Supporting earlier reports, sources tell Bloomberg that Google has hired Barclays to help unload the Motorola Mobility unit responsible for selling set-top boxes and other equipment to cable television providers.
“Motorola Mobility’s Home Business unit might fetch about $2 billion, and the sale is in the very early stages,” Bloomberg reports. “Google … is shifting Motorola’s focus toward high-end smartphones.”
“That’s about half what Motorola was asking for it when it attempted to sell the division in 2009,” AllThingsD notes.
Sensing a missed opportunity, The Verge writes: “When Google first announced it was buying Motorola Mobility for $12.5 billion, it seemed that the acquisition would give Mountain View a new way to aggressively push its Google TV platform.”

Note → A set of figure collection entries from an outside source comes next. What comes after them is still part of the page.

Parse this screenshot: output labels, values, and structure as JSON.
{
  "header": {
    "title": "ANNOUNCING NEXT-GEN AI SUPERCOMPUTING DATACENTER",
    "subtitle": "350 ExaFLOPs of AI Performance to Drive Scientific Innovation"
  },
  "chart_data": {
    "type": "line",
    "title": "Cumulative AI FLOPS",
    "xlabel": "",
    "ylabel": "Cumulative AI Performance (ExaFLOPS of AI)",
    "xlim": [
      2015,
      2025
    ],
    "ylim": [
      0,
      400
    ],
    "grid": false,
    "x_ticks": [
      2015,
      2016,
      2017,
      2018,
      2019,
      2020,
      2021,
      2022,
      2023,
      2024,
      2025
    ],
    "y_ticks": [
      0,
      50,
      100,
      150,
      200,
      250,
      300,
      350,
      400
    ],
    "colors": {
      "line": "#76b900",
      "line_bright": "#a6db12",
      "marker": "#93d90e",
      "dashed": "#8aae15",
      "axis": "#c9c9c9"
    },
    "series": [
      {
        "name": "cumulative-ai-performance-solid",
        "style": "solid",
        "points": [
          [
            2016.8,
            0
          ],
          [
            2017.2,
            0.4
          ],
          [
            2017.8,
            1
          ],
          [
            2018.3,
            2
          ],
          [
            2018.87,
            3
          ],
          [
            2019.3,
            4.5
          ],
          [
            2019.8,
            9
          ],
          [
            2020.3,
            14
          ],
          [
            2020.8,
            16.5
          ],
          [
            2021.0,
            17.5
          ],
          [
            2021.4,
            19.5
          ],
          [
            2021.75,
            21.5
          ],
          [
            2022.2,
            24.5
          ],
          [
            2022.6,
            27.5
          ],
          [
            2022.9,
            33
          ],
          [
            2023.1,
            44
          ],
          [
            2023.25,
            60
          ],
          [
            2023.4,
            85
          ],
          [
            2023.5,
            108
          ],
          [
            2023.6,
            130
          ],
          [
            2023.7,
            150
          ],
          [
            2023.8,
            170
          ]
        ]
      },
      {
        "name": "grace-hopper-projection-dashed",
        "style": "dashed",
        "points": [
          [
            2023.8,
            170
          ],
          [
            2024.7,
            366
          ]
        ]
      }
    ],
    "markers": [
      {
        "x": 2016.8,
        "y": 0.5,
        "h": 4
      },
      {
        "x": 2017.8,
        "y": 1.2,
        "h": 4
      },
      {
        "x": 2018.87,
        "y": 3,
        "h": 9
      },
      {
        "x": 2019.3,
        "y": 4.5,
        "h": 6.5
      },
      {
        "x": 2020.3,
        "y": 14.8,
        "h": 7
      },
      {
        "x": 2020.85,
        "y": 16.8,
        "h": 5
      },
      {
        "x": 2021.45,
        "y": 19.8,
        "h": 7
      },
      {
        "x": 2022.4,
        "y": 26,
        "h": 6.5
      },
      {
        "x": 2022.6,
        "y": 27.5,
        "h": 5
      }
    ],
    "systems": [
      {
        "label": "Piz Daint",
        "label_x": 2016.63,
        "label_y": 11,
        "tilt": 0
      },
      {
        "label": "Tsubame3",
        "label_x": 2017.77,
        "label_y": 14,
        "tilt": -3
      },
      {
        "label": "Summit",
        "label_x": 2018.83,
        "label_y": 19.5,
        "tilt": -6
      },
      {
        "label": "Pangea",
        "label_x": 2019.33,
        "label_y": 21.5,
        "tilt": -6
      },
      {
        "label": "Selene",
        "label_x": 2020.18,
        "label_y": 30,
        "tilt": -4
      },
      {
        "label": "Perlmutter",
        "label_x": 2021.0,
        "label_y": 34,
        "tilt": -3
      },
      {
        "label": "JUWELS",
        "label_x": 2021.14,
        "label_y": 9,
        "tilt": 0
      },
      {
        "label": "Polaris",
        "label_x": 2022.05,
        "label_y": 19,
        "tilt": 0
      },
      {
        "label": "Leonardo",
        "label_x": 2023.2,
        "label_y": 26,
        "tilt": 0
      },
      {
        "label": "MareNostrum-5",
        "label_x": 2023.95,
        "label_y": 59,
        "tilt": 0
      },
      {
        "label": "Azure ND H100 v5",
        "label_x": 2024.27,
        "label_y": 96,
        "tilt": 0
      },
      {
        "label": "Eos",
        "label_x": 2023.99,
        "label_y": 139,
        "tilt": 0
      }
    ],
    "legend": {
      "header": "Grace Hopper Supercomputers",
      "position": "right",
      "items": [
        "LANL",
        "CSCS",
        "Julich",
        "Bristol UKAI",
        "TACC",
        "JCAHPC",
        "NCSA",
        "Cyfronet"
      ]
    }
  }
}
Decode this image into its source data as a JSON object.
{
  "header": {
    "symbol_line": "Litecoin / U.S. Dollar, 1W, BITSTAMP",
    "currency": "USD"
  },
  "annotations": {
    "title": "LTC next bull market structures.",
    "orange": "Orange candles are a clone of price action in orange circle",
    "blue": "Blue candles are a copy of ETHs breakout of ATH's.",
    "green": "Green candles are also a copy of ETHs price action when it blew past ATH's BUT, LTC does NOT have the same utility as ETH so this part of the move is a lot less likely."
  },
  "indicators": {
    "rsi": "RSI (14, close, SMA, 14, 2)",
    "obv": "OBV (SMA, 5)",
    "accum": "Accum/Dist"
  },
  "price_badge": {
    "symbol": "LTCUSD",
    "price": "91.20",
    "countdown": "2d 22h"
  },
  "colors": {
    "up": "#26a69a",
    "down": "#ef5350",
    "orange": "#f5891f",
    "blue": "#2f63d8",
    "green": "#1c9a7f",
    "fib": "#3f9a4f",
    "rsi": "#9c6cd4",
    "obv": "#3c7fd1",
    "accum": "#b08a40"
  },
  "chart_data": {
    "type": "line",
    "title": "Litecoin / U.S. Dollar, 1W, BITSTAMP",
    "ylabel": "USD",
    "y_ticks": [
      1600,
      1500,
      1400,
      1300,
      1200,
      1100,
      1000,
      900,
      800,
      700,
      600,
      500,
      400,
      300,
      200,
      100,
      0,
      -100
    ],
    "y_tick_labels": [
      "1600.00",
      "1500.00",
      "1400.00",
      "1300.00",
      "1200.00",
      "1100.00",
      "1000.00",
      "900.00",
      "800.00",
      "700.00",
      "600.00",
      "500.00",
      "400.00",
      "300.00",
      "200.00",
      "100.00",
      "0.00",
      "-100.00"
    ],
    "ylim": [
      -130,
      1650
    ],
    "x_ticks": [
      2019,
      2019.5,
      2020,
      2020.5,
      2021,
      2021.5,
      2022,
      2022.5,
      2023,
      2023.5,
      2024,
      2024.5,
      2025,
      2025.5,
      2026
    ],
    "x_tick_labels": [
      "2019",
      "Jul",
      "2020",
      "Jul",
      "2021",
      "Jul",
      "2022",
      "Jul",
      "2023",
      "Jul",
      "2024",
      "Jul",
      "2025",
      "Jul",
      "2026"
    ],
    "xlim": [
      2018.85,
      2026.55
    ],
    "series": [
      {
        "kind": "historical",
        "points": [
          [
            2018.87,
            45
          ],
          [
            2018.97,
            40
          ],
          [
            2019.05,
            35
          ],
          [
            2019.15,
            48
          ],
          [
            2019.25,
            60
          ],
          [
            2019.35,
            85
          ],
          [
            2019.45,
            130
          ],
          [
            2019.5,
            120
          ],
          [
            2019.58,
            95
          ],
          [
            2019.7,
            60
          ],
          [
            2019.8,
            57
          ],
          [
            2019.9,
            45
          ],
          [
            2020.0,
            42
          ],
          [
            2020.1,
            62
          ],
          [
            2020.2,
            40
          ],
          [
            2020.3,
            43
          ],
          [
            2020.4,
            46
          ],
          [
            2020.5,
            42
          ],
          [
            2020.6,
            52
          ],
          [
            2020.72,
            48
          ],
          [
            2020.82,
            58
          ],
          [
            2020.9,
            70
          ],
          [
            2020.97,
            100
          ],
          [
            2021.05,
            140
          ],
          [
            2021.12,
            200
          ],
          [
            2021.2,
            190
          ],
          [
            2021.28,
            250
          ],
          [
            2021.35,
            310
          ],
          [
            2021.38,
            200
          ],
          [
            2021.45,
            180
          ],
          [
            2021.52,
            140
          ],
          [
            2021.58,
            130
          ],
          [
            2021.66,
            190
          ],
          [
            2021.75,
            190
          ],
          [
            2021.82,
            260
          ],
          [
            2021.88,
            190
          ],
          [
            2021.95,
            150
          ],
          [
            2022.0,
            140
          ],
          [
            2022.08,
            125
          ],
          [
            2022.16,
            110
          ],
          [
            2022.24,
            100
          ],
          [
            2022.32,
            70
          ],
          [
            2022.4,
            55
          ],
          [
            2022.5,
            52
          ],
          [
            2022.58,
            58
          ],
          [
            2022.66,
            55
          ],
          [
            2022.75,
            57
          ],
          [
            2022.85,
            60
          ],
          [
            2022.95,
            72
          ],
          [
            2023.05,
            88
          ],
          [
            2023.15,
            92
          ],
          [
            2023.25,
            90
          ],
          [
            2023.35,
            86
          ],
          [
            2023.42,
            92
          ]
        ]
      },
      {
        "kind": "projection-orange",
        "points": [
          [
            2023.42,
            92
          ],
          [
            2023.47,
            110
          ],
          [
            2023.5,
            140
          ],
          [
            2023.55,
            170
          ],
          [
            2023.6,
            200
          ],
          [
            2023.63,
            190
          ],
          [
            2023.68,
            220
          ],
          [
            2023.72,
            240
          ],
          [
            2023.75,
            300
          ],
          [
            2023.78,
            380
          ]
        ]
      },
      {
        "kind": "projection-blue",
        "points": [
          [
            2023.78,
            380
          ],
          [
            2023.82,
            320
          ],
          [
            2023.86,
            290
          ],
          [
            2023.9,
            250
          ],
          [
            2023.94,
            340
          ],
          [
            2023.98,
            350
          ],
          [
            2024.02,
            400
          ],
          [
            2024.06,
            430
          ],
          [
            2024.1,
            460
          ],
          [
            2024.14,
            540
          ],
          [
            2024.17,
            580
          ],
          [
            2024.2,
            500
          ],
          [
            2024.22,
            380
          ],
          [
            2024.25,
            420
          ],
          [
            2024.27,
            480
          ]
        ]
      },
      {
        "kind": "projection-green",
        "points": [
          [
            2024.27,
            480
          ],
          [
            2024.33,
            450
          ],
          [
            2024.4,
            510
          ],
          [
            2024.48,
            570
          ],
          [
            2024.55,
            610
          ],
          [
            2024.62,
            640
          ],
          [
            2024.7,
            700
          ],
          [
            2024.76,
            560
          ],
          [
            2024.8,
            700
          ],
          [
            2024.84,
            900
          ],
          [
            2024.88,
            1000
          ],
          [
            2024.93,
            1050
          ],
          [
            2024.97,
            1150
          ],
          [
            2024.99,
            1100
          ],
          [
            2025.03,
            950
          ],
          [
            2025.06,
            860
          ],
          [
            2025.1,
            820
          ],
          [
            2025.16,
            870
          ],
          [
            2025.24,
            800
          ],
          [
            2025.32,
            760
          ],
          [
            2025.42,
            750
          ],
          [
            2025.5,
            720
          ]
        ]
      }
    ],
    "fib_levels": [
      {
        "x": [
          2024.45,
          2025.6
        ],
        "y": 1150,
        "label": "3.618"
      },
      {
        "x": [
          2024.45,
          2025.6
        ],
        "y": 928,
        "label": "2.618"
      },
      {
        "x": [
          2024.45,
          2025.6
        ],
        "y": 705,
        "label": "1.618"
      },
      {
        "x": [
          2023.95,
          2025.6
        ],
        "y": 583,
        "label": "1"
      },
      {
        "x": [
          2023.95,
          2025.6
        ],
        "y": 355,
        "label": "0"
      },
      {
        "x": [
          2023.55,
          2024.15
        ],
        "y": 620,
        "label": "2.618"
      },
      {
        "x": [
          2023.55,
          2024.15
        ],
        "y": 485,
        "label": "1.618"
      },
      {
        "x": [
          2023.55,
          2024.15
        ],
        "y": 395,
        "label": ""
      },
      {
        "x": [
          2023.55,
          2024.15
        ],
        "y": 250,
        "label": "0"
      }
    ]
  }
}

Now, however, “Google seems to be on a confusing, multi-pronged approach to staking a claim to home entertainment,” Forbes posits. “In addition to the traditional Motorola set-top business, the company offers Google TV, a software platform offered through OEMs via both televisions and after-market set-top boxes, to integrate content from cable and the open Internet.” (Google also recently had trouble launching its Nexus Q “media streamer” box, which routes video and audio content to consumers’ flat-screens.)
Bigger picture, “since Google and Motorola’s $12.5 billion deal went official this summer, Motorola has gone through several changes company-wide,” notes 9To5Google. “The most notable change was when up to 4,000 employees were laid off…on top of 30 of Motorola’s 90 facilities worldwide being shut down.”